Violated (profile) says:

Poor Reporting

I have not liked any of the news reporting about this European wide ACTA protest day beyond RT. Many of them including the BBC and Guardian are vastly under-reporting this day then God only help us for finding a single mention on the likes of CNN and Fox News.

The largest crime here is to simply say “thousands were involved” and to omit mention of the 200 cities we aimed at with at least one protest within every one of the 27 EU countries. They do not even say “tens of thousands”, which we can easily prove in just two cities, then the true value should be over 200,000 people. That is an average of 1,000 a city but while our lowest was about 200, most did a lot better, then the big cities managed 5000, 10000 and more. Germany alone is reported to have done 90,000.

Then my other gripe is that none of these so called independent news sites made use of the vast array of photos and videos from this day to highlight the true scale of this massive operation. Even above you see one city where dozens more can be easily called up.

My last comment is that while this day was very impressive and congratulations to all involved it has also highlighted some weak areas where we need more work. For our first ever major protest though we can be happy and proud of what we achieved.

Anonymous Coward says:


I guess you firmly believe that the Office of the President has no original powers conferred upon it by Article 2 of the Constitution.

BTW, the courts derive from Article 3. Guess under your view they too cannot do anything with respect to copyright law.

Seriously, the notion that only the Congress can deal with matters touching upon copyrights is wrong on so many fronts that it would take a law journal article to debunk all the permutations that persons concoct.

Karl (profile) says:


I guess you firmly believe that the Office of the President has no original powers conferred upon it by Article 2 of the Constitution.

It sure does:

“He shall have Power, by and with the Advice and Consent of the Senate, to make Treaties, provided two thirds of the Senators present concur;”

No other authority to enter into foreign agreements is granted in Article 2.

The “sole executive agreement,” where the President may sign an agreement without Congress’ consent, is a statutory ability not arising from the Constitution. Sole executive agreements can only be entered into, when the subject of the treaty lies with the Article 2 powers.

Copyrights and patents are not a power granted to the President in Article 2, but to Congress in Article 1, Section 8. Thus, any foreign agreements that influence copyright or patent laws cannot be the subject of sole executive agreements.

BTW, the courts derive from Article 3. Guess under your view they too cannot do anything with respect to copyright law.

They sure can’t. They must enforce the law as written by Congress, subject to the Constitution.

They could not, for example, sign an agreement with judges in foreign countries, “harmonizing” search-and-seizure laws.

Anonymous Coward says:


Given your clear interest in law, I do hope should you ever decide to pursue law as a profession that you not answer an Article 2 question in Constitutional Law as above. It would lower what I believe would otherwise be an admirable GPA.

The Constitution is a remarkable document, but like any other is suffers from the inability of its drafters (just like those who draft legislation) to address each and every issue that might ever arise in the future.

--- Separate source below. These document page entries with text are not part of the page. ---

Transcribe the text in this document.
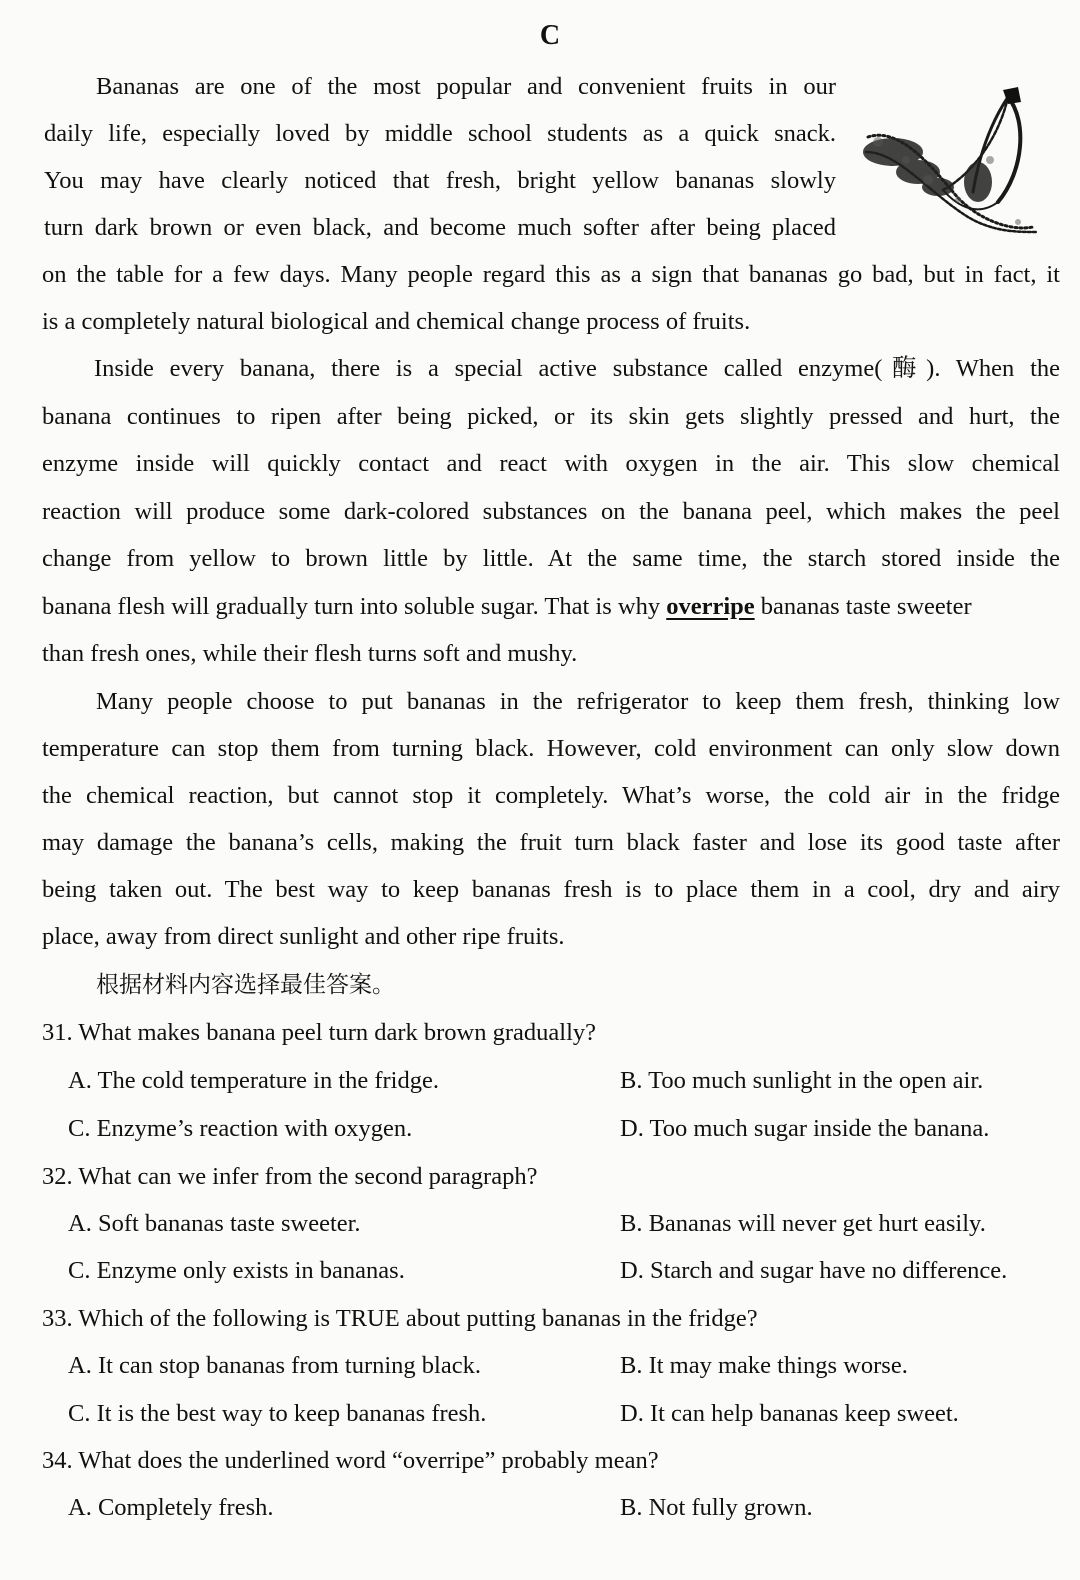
C
Bananas are one of the most popular and convenient fruits in our
daily life, especially loved by middle school students as a quick snack.
You may have clearly noticed that fresh, bright yellow bananas slowly
turn dark brown or even black, and become much softer after being placed
on the table for a few days. Many people regard this as a sign that bananas go bad, but in fact, it
is a completely natural biological and chemical change process of fruits.
Inside every banana, there is a special active substance called enzyme(酶). When the
banana continues to ripen after being picked, or its skin gets slightly pressed and hurt, the
enzyme inside will quickly contact and react with oxygen in the air. This slow chemical
reaction will produce some dark-colored substances on the banana peel, which makes the peel
change from yellow to brown little by little. At the same time, the starch stored inside the
banana flesh will gradually turn into soluble sugar. That is why overripe bananas taste sweeter
than fresh ones, while their flesh turns soft and mushy.
Many people choose to put bananas in the refrigerator to keep them fresh, thinking low
temperature can stop them from turning black. However, cold environment can only slow down
the chemical reaction, but cannot stop it completely. What’s worse, the cold air in the fridge
may damage the banana’s cells, making the fruit turn black faster and lose its good taste after
being taken out. The best way to keep bananas fresh is to place them in a cool, dry and airy
place, away from direct sunlight and other ripe fruits.
根据材料内容选择最佳答案。
31. What makes banana peel turn dark brown gradually?
A. The cold temperature in the fridge.	B. Too much sunlight in the open air.
C. Enzyme’s reaction with oxygen.	D. Too much sugar inside the banana.
32. What can we infer from the second paragraph?
A. Soft bananas taste sweeter.	B. Bananas will never get hurt easily.
C. Enzyme only exists in bananas.	D. Starch and sugar have no difference.
33. Which of the following is TRUE about putting bananas in the fridge?
A. It can stop bananas from turning black.	B. It may make things worse.
C. It is the best way to keep bananas fresh.	D. It can help bananas keep sweet.
34. What does the underlined word “overripe” probably mean?
A. Completely fresh.	B. Not fully grown.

Hence, in addition to express powers, constitutional jurisprudence long ago recognized the need to acknowledge the existence of implied powers.

As easy as is may be to default to the express language contained in the document, slavish reliance on only that which is specifically expressed would bring the functioning of government to a halt. Hence, the law is much more nuanced than many appear to believe.

TaCktiX (profile) says:


The only problem with that logic is that if implied powers are taken to their extreme (as the ACTA executive agreement brings center stage), the checks and balances built into the Constitution are essentially null and void. I hope I don’t have to explain why that is a bad thing. There may be shades of gray, but in this case it’s so close to black it might as well be.